• Oui, c’est le titre d’un article publié cette semaine dans l’Orient Le Jour. Le titre complet disait : « En Syrie aujourd'hui, tout est détruit, même les gens. » Qui va dire le contraire ? La Syrie est en grande partie un champ de ruines dont on se demande comment elle va se relever.

    Et pourtant je n’ai pas aimé ce titre. L’article qui suit est émouvant. Il donne le témoignage d’un journaliste et photographe syrien qui continue à vivre dans son pays, même au risque de la mort presque chaque jour.

    Mais pourquoi ce titre ? Pour faire appel à la conscience des responsables de ce massacre ? Il y en a beaucoup, de l’intérieur come de l’extérieur du pays. Et j’ai moi-même souvent dit ce que je pensais, en tant que citoyen européen, de la grande responsabilité des occidentaux dans ce drame humanitaire épouvantable.

    Mais il existe aussi une responsabilité terrible des médias dans toute cette histoire. Et ce n’est pas en continuant à faire voir les spectacles de désolation d’Alep, de Homs ou d’ailleurs que l’on va aider nos amis syriens à reprendre espoir. Pourquoi nos médias ne passent-ils pas plus de temps à montrer le courage et la solidarité de ceux qui sont restés dans leur pays malgré tout, par choix réfléchi ou parce qu’ils ne savaient pas où fuir ?
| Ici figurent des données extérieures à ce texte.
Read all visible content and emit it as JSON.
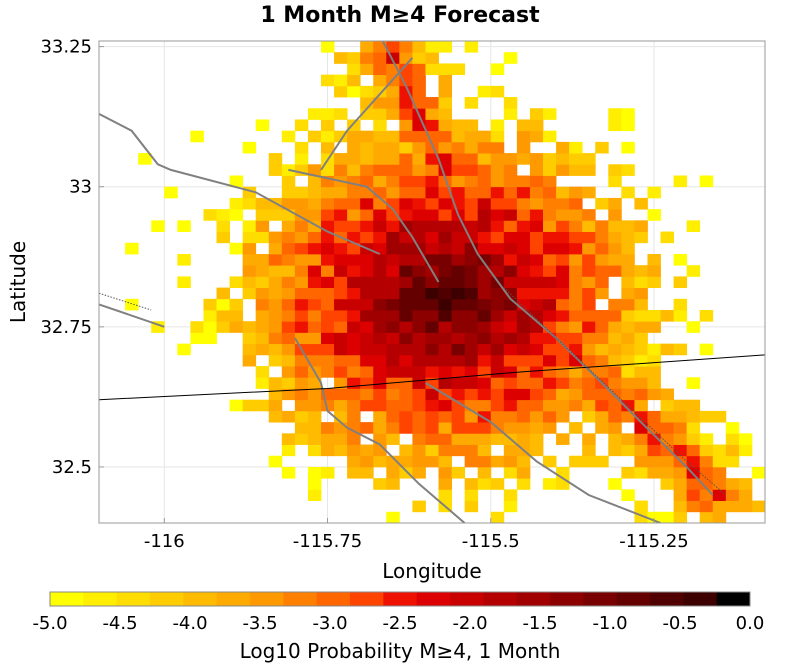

    Ce journaliste lui-même dont on rapporte les propos, est quelqu’un qui continue à se battre de tout son cœur pour son pays, ce qui veut dire que lui, au moins, n’est pas encore complètement détruit. Je connais des amis syriens qui ont organisé ces jours-ci une rencontre de jeunes de plusieurs jours, avec 85 participants venus de toute la Syrie, même des régions les plus meurtries. Les photos qu’ils nous ont envoyées témoignent d’une joie immense au milieu de la souffrance. Tant qu’il y a la vie, dit le proverbe, il y a l’espoir. On doit multiplier et aider à multiplier ces initiatives et les faire connaître partout autour de nous.

    Je me souviens d’un titre paru dans les médias européens au début de la guerre du Liban qui allait durer 16 ans : « Tout Beyrouth brûle ». Ce titre avait complètement affolé ma famille en France et pourtant nous continuions à vivre sous les bombes et à nous organiser. Et le Liban n’est jamais mort et chaque jour il se relève de ses blessures et de ses ruines, jusqu’à aujourd’hui. Si l’on pouvait être du côté de ceux qui se battent encore pour un monde meilleur qui existe en chacun de nous. Si ce titre provocateur pouvait nous amener à ce résultat, ce serait bien. Mais qu’on ne s’arrête jamais à la mort et à la destruction, c’est un chemin sans issue !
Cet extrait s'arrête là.